I used auto.arima function

In my previous question, people suggested that I have to use auto.arima for each time series, hold off some of data points and test the prediction with my hold off points.

I am holding off 20% of data points (if you see sample out of 40 I will hold off 8) and then let auto.arima predict. Then I can compare generated 8 values with actual 8 values. But is there a formal way to test accuracy in ARIMA model? Is my approach correcT?

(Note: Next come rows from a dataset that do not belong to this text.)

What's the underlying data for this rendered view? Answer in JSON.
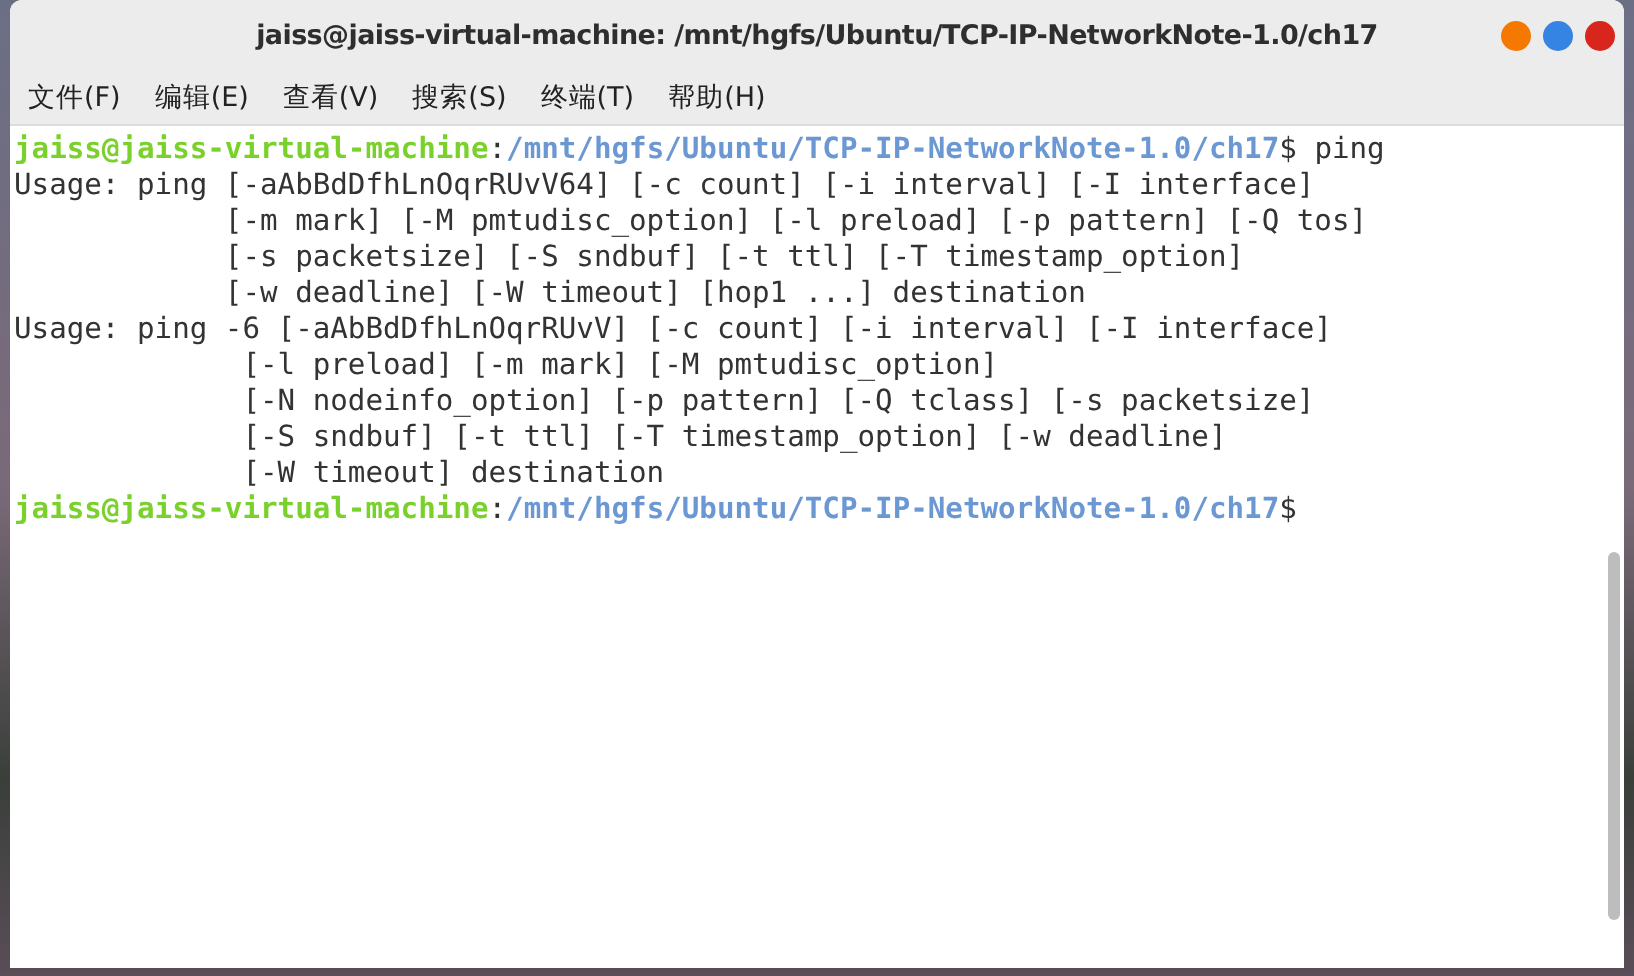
{
  "window": {
    "title": "jaiss@jaiss-virtual-machine: /mnt/hgfs/Ubuntu/TCP-IP-NetworkNote-1.0/ch17"
  },
  "menu": [
    "文件(F)",
    "编辑(E)",
    "查看(V)",
    "搜索(S)",
    "终端(T)",
    "帮助(H)"
  ],
  "terminal": {
    "lines": [
      {
        "kind": "prompt",
        "user": "jaiss@jaiss-virtual-machine",
        "separator": ":",
        "path": "/mnt/hgfs/Ubuntu/TCP-IP-NetworkNote-1.0/ch17",
        "command": "$ ping"
      },
      {
        "kind": "output",
        "text": "Usage: ping [-aAbBdDfhLnOqrRUvV64] [-c count] [-i interval] [-I interface]"
      },
      {
        "kind": "output",
        "text": "            [-m mark] [-M pmtudisc_option] [-l preload] [-p pattern] [-Q tos]"
      },
      {
        "kind": "output",
        "text": "            [-s packetsize] [-S sndbuf] [-t ttl] [-T timestamp_option]"
      },
      {
        "kind": "output",
        "text": "            [-w deadline] [-W timeout] [hop1 ...] destination"
      },
      {
        "kind": "output",
        "text": "Usage: ping -6 [-aAbBdDfhLnOqrRUvV] [-c count] [-i interval] [-I interface]"
      },
      {
        "kind": "output",
        "text": "             [-l preload] [-m mark] [-M pmtudisc_option]"
      },
      {
        "kind": "output",
        "text": "             [-N nodeinfo_option] [-p pattern] [-Q tclass] [-s packetsize]"
      },
      {
        "kind": "output",
        "text": "             [-S sndbuf] [-t ttl] [-T timestamp_option] [-w deadline]"
      },
      {
        "kind": "output",
        "text": "             [-W timeout] destination"
      },
      {
        "kind": "prompt",
        "user": "jaiss@jaiss-virtual-machine",
        "separator": ":",
        "path": "/mnt/hgfs/Ubuntu/TCP-IP-NetworkNote-1.0/ch17",
        "command": "$"
      }
    ]
  }
}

Is there a prebuilt function to test the accuracy of Arima.

Here is the code, I can always use x as my time series.

y=auto.arima(x)
plot(forecast(y,h=30))

Sample time series 1

0.0003748,0.0003929,0.0003653,0.0003557,0.0004463,0.000349,0.0003099,0.0003395,0.0003157,0.0002871,0.0002604,0.0002422,0.0001917,0.0002117,0.0002689

time series 2

0.0003977,0.0003481,0.0002413,0.0002069,0.0002127,0.0002108,0.0002003,0.0002174,0.0002098,0.0002069,0.0001955,0.0001926,0.0002108,0.0002146,0.0002079

Both have 40 points. I can hold off 20% of them (8) and compare after auto.arima predicts. But is there a simpler way I can test accuracy?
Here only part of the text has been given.